He also secured a tax break for Kentucky’s thoroughbred horse racing industry, $16.5 million for the Department of Agriculture to implement the pro-hemp provisions McConnell got into the 2018 farm bill and $61.3 million for new military construction projects at Fort Campbell.
Steve Ellis, who tracks federal spending bills as executive vice president of Taxpayers for Common Sense, said that while spending items that go directly to Kentucky total $914.2 million, the amount is “easily going to exceed a billion dollars” when factoring in items that benefit other states in addition to Kentucky.
Bourbon whiskey, thoroughbreds and hemp aren’t exclusive to Kentucky, but they are some of the state’s signature industries.
Ellis noted the tax-relief provision allowing for three-year-old thoroughbred horses was not in the House spending legislation.
“It is something that he clearly wanted because it was not in the House package and then got added in and is something that has been his pet initiative,” he said.
“It’s clear Sen. McConnell took advantage of the push to get the bill through to grab all the cash he possibly can for the Commonwealth of Kentucky,” Ellis added. “It’s Santa Mitch delivering the baubles for Kentuckians.”
But those provisions were far from certain as recently as November.
The GOP fought to avoid a possible yearlong continuing resolution, which would have prevented McConnell from adding special provisions for his home state, by initiating spending talks with Trump and Pelosi back in April.
The spending deal was later stalled for months and appeared in doubt until the final moment, as Democrats refused to negotiate while the issue of funding for Trump’s border wall remained unresolved, and the president was distracted by impeachment in the House.

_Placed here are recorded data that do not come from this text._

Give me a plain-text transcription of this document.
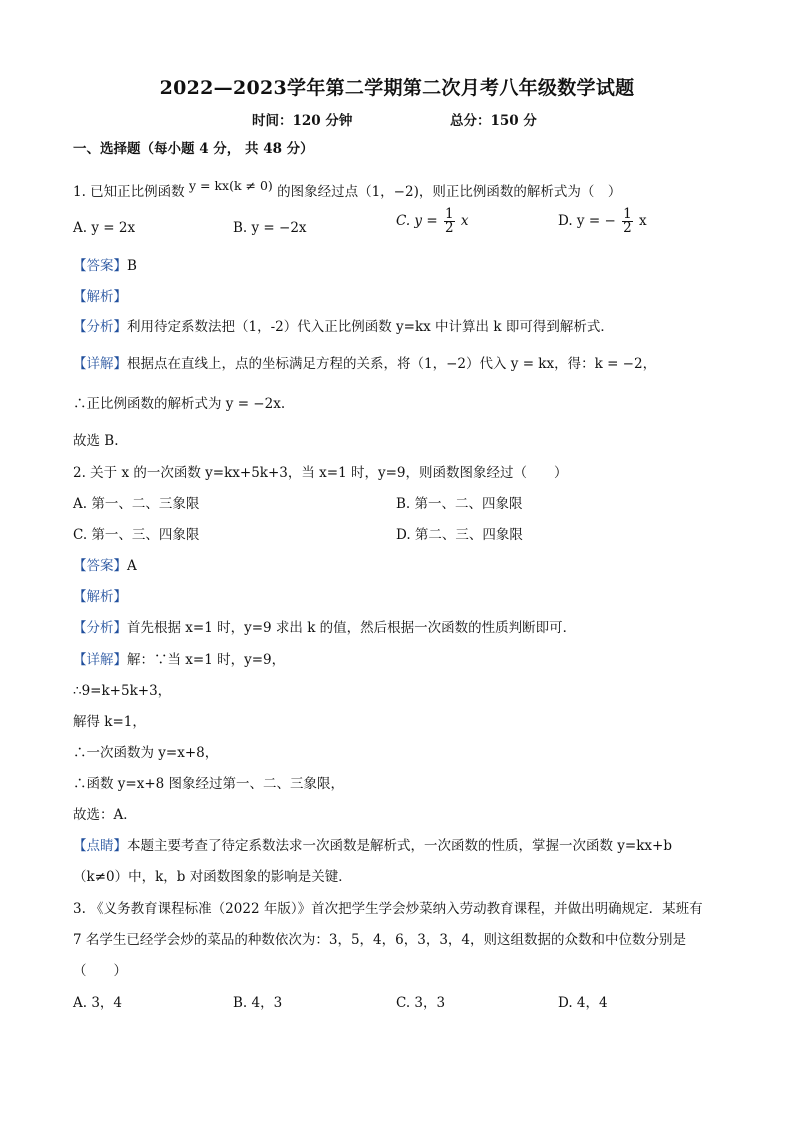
2022—2023学年第二学期第二次月考八年级数学试题
时间：120 分钟	总分：150 分
一、选择题（每小题 4 分， 共 48 分）
1. 已知正比例函数 y = kx(k ≠ 0) 的图象经过点（1，−2)，则正比例函数的解析式为（　）
A. y = 2x	B. y = −2x	C. $y = \frac{1}{2}$ x	D. y = − $\frac{1}{2}$ x
【答案】B
【解析】
【分析】利用待定系数法把（1，-2）代入正比例函数 y=kx 中计算出 k 即可得到解析式．
【详解】根据点在直线上，点的坐标满足方程的关系，将（1，−2）代入 y = kx，得：k = −2，
∴正比例函数的解析式为 y = −2x.
故选 B.
2. 关于 x 的一次函数 y=kx+5k+3，当 x=1 时，y=9，则函数图象经过（　　）
A. 第一、二、三象限	B. 第一、二、四象限
C. 第一、三、四象限	D. 第二、三、四象限
【答案】A
【解析】
【分析】首先根据 x=1 时，y=9 求出 k 的值，然后根据一次函数的性质判断即可．
【详解】解：∵当 x=1 时，y=9，
∴9=k+5k+3，
解得 k=1，
∴一次函数为 y=x+8，
∴函数 y=x+8 图象经过第一、二、三象限，
故选：A．
【点睛】本题主要考查了待定系数法求一次函数是解析式，一次函数的性质，掌握一次函数 y=kx+b
（k≠0）中，k，b 对函数图象的影响是关键．
3. 《义务教育课程标准（2022 年版）》首次把学生学会炒菜纳入劳动教育课程，并做出明确规定．某班有
7 名学生已经学会炒的菜品的种数依次为：3，5，4，6，3，3，4，则这组数据的众数和中位数分别是
（　　）
A. 3，4	B. 4，3	C. 3，3	D. 4，4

In the end, Trump settled for keeping border-barrier funding at $1.375 billion. He was also dealt a setback earlier this month when a federal judge blocked his plan to use $3.6 billion in military funding for border-barrier construction.
McConnell said the spending talks were “difficult” because he and the other three leaders — Pelosi, Schumer and House Minority Leader Kevin McCarthy (R-Calif.) — have “veto power” over what’s in the bill.

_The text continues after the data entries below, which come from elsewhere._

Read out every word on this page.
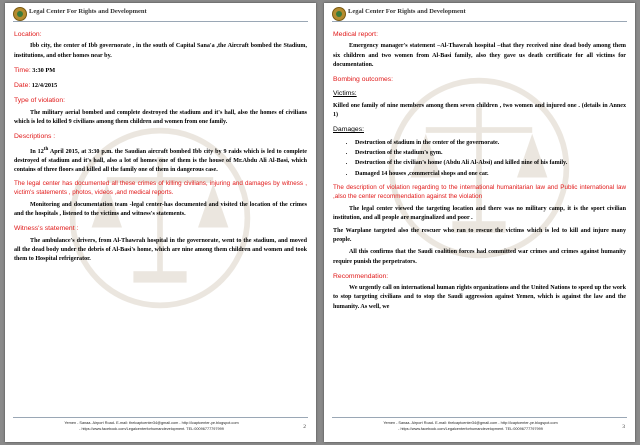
Legal Center For Rights and Development
Location:

Ibb city, the center of Ibb governorate , in the south of Capital Sana'a ,the Aircraft bombed the Stadium, institutions, and other homes near by.

Time: 3:30 PM
Date: 12/4/2015
Type of violation:

The military aerial bombed and complete destroyed the stadium and it's hall, also the homes of civilians which is led to killed 9 civilians among them children and women from one family.

Descriptions :

In 12th April 2015, at 3:30 p.m. the Saudian aircraft bombed Ibb city by 9 raids which is led to complete destroyed of stadium and it's hall, also a lot of homes one of them is the house of Mr.Abdu Ali Al-Basi, which contains of three floors and killed all the family one of them in dangerous case.

The legal center has documented all these crimes of killing civilians, injuring and damages by witness , victim's statements , photos, videos ,and medical reports.

Monitoring and documentation team -legal center-has documented and visited the location of the crimes and the hospitals , listened to the victims and witness's statements.

Witness's statement :

The ambulance's drivers, from Al-Thawrah hospital in the governorate, went to the stadium, and moved all the dead body under the debris of Al-Basi's home, which are nine among them children and women and took them to Hospital refrigerator.

Yemen - Sanaa- Airport Road- E-mail: thelcaptcenter34@gmail.com - http://lcaptcenter-ye.blogspot.com
- https://www.facebook.com/Legalcenterforhumandevelopment. TEL:00096777797999	2
Legal Center For Rights and Development
Medical report:

Emergency manager's statement –Al-Thawrah hospital –that they received nine dead body among them six children and two women from Al-Basi family, also they gave us death certificate for all victims for documentation.

Bombing outcomes:
Victims:

Killed one family of nine members among them seven children , two women and injured one . (details in Annex 1)

Damages:
• Destruction of stadium in the center of the governorate.
• Destruction of the stadium's gym.
• Destruction of the civilian's home (Abdu Ali Al-Absi) and killed nine of his family.
• Damaged 14 houses ,commercial shops and one car.
The description of violation regarding to the international humanitarian law and Public international law ,also the center recommendation against the violation

The legal center viewed the targeting location and there was no military camp, it is the sport civilian institution, and all people are marginalized and poor .

The Warplane targeted also the rescuer who ran to rescue the victims which is led to kill and injure many people.

All this confirms that the Saudi coalition forces had committed war crimes and crimes against humanity require punish the perpetrators.

Recommendation:

We urgently call on international human rights organizations and the United Nations to speed up the work to stop targeting civilians and to stop the Saudi aggression against Yemen, which is against the law and the humanity. As well, we

Yemen - Sanaa- Airport Road- E-mail: thelcaptcenter34@gmail.com - http://lcaptcenter-ye.blogspot.com
- https://www.facebook.com/Legalcenterforhumandevelopment. TEL:00096777797999	3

“I think it ended very, very well, particularly given all the contentious things going on right now,” he said, a reference to impeachment.
Congressional leaders broke the spending package into two bills so Trump could live by the letter — if not the spirit — of his pledge not to sign another massive omnibus into law.

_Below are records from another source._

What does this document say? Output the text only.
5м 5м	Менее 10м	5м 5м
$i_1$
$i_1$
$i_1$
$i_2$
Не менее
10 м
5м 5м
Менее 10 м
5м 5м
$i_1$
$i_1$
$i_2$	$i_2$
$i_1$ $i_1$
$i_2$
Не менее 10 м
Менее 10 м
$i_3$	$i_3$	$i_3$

But the size of the spending package left several Senate conservatives fuming.
“Christmas came early in Washington,” Sen. Ted Cruz (R-Texas) quipped in a Twitter video blasting the legislation.
“While you were with your family, while you were shopping for Christmas, the lobbyists were spending and spending. I present to you, the massive omnibus bill that Congress is voting on,” he said.
McConnell predicted in April that he would likely take heat from the right for the spending bill. But he didn’t seem to mind.
“The only way we can, in a divided government, get a rational spending-cap bill is in the political center,” he told reporters at the time about his upcoming spending negotiations with Pelosi.
“Her most liberal members probably won’t vote for it, many of my conservative members won’t vote for it. But we have to do it because the country will suffer either through a [continuing resolution] or, even worse, a sequester if we don’t do it,” he said.